Did you know that India’s first selfie was taken in 1880 by Tripura’s Maharaja Bir Chandra Manikya, the architect of modern Agartala and a pioneer of photography during his time?
You see it everywhere today — people holding their phone up and angling their front cameras to just the right degree so that the light casts the perfect shadow on their face. You may have even indulged in it yourself.
Today, where there’s a smartphone, there’s a ‘selfie’. A new makeup look, the odd hairstyle, run-ins with your favourite celebrity, special lunches with your friend, winning a prestigious competition, or showing the world that you voted this election — there’s a lot one simple picture can let the world know about your life.
It’s no wonder that in 2013, Oxford Dictionary declared ‘selfie’ the word of the year.
But if you believe this peculiar way of photographing was exclusive to the modern world, think again. Turns out, Indian royals have been doing it for some time now.
The first ‘selfie’ of India
History tells us that in the 19th century, there was Maharaja Bir Chandra Manikya and his queen Maharani Khuman Chanu Manmohini Devi.
The couple were passionate about the arts and photography, and the Maharaja was, in fact, the second royal to possess a camera, the first being Raja Deen Dayal of Indore.
While the Maharaja harboured a love for photography, he was also a wonderful architect and is credited with planning modern Agartala. It is said that he was a forward-thinking monarch and encouraged reforms in Tripura, while encouraging people to think of new ideas.
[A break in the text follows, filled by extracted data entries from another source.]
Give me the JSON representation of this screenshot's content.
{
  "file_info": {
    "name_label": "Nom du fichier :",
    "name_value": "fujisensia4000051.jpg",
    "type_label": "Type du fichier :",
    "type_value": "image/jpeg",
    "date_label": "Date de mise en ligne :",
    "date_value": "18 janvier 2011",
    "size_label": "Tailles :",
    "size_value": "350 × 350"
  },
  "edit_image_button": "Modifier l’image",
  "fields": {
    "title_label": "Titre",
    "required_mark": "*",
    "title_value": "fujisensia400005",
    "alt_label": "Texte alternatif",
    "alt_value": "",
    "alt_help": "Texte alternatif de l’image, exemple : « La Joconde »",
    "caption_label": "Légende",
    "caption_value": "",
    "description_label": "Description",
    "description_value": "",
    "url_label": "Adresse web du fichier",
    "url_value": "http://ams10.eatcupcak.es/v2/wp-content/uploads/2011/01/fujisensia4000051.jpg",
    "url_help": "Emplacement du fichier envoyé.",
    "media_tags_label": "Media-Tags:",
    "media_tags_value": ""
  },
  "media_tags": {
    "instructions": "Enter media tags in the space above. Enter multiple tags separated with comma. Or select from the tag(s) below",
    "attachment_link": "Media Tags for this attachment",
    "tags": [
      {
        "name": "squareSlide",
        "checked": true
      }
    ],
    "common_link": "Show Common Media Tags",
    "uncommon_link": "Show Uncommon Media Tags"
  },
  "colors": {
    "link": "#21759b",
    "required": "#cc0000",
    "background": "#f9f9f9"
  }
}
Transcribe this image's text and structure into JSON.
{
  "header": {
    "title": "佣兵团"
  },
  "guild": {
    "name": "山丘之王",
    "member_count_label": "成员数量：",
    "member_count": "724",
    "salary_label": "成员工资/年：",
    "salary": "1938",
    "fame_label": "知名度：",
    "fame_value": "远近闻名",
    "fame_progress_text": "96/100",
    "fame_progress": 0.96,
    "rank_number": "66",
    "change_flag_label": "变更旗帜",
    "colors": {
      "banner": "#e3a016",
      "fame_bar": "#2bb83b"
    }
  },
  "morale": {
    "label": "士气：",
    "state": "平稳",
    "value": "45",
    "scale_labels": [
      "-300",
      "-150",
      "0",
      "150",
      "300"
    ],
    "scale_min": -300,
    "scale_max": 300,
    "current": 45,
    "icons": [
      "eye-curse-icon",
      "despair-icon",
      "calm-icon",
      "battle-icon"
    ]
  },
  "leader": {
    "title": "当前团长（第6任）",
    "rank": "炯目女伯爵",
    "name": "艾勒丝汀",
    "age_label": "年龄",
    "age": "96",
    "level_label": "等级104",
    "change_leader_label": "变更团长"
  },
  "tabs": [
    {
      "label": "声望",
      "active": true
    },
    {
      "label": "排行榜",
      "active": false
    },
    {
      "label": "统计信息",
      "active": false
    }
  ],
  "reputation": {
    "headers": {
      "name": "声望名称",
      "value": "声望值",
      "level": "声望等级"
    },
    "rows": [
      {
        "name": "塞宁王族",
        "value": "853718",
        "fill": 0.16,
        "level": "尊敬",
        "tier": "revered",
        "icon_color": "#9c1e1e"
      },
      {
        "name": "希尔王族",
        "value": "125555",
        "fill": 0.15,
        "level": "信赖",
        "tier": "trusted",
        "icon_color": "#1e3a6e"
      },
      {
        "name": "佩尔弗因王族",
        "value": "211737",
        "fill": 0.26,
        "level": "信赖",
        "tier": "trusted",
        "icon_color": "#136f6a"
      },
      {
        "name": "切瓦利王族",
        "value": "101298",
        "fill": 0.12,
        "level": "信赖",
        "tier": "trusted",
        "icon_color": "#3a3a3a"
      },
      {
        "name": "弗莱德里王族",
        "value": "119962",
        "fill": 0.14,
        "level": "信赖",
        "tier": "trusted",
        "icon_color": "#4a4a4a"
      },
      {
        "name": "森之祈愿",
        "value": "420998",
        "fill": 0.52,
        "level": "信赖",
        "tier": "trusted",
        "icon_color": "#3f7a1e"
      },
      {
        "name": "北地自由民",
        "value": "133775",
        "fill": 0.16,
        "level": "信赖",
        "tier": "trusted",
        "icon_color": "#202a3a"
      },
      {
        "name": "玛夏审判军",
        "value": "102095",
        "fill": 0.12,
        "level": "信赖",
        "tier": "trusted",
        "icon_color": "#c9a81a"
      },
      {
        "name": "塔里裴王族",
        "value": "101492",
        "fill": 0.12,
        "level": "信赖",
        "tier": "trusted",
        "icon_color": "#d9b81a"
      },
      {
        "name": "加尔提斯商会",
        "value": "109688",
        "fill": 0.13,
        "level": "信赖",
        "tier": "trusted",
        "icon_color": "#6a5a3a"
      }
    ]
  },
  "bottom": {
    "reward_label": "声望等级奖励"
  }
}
So it comes as no surprise that he was behind India’s first ‘selfie’.
The picture you see is said to be taken around 1880 and portrays the king and queen in close embrace. On closer observation, you’ll find that the king’s hand rests on a small device on the right.
The device not only resembles a lever, but also functions like one. It’s connected by a long wire to the camera. Pull the lever and voila! Your picture has been taken.
This is how the king and queen captured this sweet moment between the two, without the need for anyone to be present in the room.
In an article to The Hindu, M K Pragya Deb Burman, convenor of INTACH Tripura Chapter and a descendant of the late Maharaja said, “He was a pioneer in giving a fillip to arts and photography and so was his better half, Manmohini Devi. In fact, the duo laid the foundation of Tripura’s historical bond with arts.”
But while this invention by the king was commendable, one question remains. At a time when developing photos was rare in Indian society, how did the Maharaja manage it?
From an amateur to a veteran
In the era we are speaking of, cameras had made their way into the country, but were a luxury of sorts. While Europeans enjoyed photography clubs held at metro cities, Indians weren’t usually seen at these events.
Among the Indian cities, Calcutta was a hub for the arts and all material for developing a picture had to be sourced from the city.
However, Bir Chandra decided that since he loved clicking pictures of his queen, he would build his own darkroom where he could develop the pictures. The process flourished and in time, the king also had props put up in the studio to have a variety of backdrops as and when a picture required it.
The Maharaja was also keen that his queen learn the technique of developing pictures, as Burman tells The Hindu. She says that he would teach the begum the intricacies of the trade and that the king “was responsible for introducing daguerreotype photographs in East India”.
Along with his personal dealings with photography, the Maharaja also set up a Camera Club of the Palace of Agartala and displayed the pictures he clicked here.
Much later on, the same iconic ‘selfie’ was painted by the Maharaja and is often seen at exhibitions that showcase the history and culture of Tripura. Burman said, “Maharaja Bir Chandra painted this portrait from a photograph. With wife in tow, he took an intimate selfie using a methodology of long wire shutter control. And then made this painting.”